Abstract

On reading the recently published Health Ombudsman's report Care and Compassion, 1 I surprised myself at how pleased I felt. Not the response that author Ann Abraham intended, I am sure. The report concluded that the most basic standards had not been met in the care of 10 elderly patients in different NHS trusts. This was not a scientific paper, but it contained powerful information. The formal support for the care of older people by the Health Ombudsman felt empowering and leads me to reflect on elderly medicine and its place in the delivery of health care.
Directives such as the Department of Health National Dementia Strategy 2010 and the National Service Framework 2001 state clear objectives to ensure high-quality health and social care for older patients. However, the reality of providing care in a stretched NHS often results in a mismatch between these standards and what can be provided on a day-to-day basis. The reasons for this are complex and challenging to address but with an ageing population must not be ignored.
Since the days of Marjory Warren, a pioneer in the treatment of elderly patients, the aim of elderly medicine has always been to address the specific and complex needs of elderly patients. Sadly, the specialty has often been burdened in clinical and academic arenas with a ‘Cinderella’ reputation. While I believe this has largely improved, a shadow of it does still appear. How can this be? Elderly medicine physicians truly practise general medicine, addressing every system, multiple acute and chronic problems, with challenging ethical, therapeutic and management decisions. For this reason, elderly medicine physicians often have a central role in the delivery of the undergraduate curriculum in our medical schools. It is always of interest to me how, at the beginning of the third year, no hands are raised by the students when asked if they would consider a career in elderly medicine, and how surprised they are with how much they learn and how much they enjoy the specialty.
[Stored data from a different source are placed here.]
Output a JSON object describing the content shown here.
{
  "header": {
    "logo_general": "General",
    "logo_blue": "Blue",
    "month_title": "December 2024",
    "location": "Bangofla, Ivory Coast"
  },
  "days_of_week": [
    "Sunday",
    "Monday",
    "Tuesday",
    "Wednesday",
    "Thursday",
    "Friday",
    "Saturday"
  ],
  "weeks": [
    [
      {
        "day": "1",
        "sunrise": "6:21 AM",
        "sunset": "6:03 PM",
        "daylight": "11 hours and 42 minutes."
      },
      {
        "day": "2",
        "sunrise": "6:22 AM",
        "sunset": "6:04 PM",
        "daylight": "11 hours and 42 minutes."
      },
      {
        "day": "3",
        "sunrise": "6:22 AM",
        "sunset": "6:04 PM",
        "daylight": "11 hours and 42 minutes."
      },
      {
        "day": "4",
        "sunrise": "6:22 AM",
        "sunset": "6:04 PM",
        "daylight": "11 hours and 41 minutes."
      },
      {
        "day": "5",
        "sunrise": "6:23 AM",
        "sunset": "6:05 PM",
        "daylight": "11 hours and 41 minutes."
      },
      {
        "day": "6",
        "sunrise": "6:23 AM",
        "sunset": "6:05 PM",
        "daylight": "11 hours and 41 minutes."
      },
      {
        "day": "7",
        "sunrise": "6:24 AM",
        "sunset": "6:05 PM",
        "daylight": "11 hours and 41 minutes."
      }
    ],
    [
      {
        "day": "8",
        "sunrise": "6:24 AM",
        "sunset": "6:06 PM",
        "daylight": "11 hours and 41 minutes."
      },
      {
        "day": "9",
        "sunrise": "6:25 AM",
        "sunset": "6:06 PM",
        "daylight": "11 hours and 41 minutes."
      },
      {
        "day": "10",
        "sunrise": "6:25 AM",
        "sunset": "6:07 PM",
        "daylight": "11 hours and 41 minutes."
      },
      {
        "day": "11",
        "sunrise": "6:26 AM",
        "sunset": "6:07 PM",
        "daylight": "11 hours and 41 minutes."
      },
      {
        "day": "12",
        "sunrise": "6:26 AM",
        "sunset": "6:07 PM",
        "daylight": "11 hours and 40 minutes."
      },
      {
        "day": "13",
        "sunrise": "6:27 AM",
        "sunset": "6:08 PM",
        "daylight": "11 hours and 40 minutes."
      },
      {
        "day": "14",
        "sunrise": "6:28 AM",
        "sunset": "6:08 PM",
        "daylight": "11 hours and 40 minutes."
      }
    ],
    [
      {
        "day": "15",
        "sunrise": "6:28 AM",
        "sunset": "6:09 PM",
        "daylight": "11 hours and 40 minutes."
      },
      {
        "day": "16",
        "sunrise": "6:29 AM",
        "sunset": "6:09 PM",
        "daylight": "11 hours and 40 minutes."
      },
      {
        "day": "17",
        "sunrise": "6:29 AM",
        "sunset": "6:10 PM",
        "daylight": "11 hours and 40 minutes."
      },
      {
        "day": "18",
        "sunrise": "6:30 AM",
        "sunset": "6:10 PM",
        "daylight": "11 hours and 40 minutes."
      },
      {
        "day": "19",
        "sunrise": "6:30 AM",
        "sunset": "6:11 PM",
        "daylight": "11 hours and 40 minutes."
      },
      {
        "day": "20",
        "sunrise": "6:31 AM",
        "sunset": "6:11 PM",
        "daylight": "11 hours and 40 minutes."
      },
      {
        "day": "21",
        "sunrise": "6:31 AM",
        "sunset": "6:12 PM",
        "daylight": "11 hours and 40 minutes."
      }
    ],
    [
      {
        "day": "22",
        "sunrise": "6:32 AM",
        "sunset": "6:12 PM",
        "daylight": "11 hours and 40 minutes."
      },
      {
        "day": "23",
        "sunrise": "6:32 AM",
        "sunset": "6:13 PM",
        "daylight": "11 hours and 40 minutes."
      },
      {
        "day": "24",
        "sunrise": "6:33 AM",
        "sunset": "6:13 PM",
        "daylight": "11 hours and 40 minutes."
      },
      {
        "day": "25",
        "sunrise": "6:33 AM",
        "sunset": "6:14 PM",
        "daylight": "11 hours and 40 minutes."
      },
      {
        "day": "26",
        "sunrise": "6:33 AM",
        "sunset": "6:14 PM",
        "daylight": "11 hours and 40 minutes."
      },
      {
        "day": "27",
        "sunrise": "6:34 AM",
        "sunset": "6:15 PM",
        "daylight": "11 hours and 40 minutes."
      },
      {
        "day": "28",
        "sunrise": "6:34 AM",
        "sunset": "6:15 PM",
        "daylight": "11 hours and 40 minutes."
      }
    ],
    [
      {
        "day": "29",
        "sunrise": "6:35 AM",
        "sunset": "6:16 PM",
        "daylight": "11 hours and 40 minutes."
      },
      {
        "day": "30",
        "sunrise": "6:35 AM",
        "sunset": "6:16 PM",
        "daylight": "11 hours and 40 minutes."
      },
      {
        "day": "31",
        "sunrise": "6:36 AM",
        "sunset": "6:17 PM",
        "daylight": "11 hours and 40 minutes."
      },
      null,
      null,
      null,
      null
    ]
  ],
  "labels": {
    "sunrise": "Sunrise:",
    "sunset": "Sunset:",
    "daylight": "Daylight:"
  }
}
Many of their opinions are changed by direct experience rather than the presumed image of what elderly medicine is.
I was delighted to hear at a recent meeting in our trust that Professor Sir John Took, Dean at University College London and Chair of the Medical Schools Council, very much supports the importance, and the core position, of elderly medicine in the teaching of our future doctors. However, I am mindful of my own experience as a trainee of needing to refer to myself as a medical registrar, not an elderly medicine registrar, to gain a fair hearing on referring a patient to a tertiary centre. I recollect my irritation (some 15 years ago) on being asked by a coronary care nurse if I was a geriatric senior house officer or a medical senior house officer, and her confusion when I answered that I was both. I remain perplexed as to why, in many trusts, elderly medicine colleagues have had to fight, and some are still fighting, for elderly medicine jobs to be considered part of the core medical training rotations. Surely, when over a third of the acute admissions to hospital are elderly patients, it should be compulsory? Interesting still, that our specialist colleagues such as the cardiothoracic surgeons and nephrologists actively manage patients well into their 90s, but that many health-care professionals often begin the discussion regarding management with ‘how old?’ When there is a shortage of resources, the elderly care wards are often the first to feel it, and so morale is affected and recruitment for nursing staff can be understandably difficult.
On a more positive note, the development of stroke medicine over the last 10 years is a fine example of how a clear identity and true team-working can improve patient outcomes. As a house officer 17 years ago, I realized that the patient with a stroke was often seen last with variable standards of care. The development of stroke units since this time has seen this previously truly ‘Cinderella’ condition become a priority within the health service, with the highest standard of team-working and consistent improvements in global patient outcomes as a result. I am sure that this is the direction in which elderly medicine should move. From one trust to another we call ourselves different names – geriatrics, elderly care or elderly medicine. We are often forced by resources to define the patients we able to look after by age (older than 80 years, older than 85 years) while in some centres by need. A structure where wards provide truly subspecialty care, such as dementia, falls, rehabilitation and acute short-stay wards, could replicate the successful model of stroke care. Striving for this universal patient-centred approach, where age is not a variable in the standard of care received, might allow patients to be truly assessed with regard to their individual needs with no reference to whether they are fit for a haircut or not! With many new initiatives planned, I am hopeful that those who are key figures in the delivery of health care in the NHS will be able to ensure that the mismatch between standard and practice that the Health Ombudsman reported is not something we read about on our newspaper front pages again.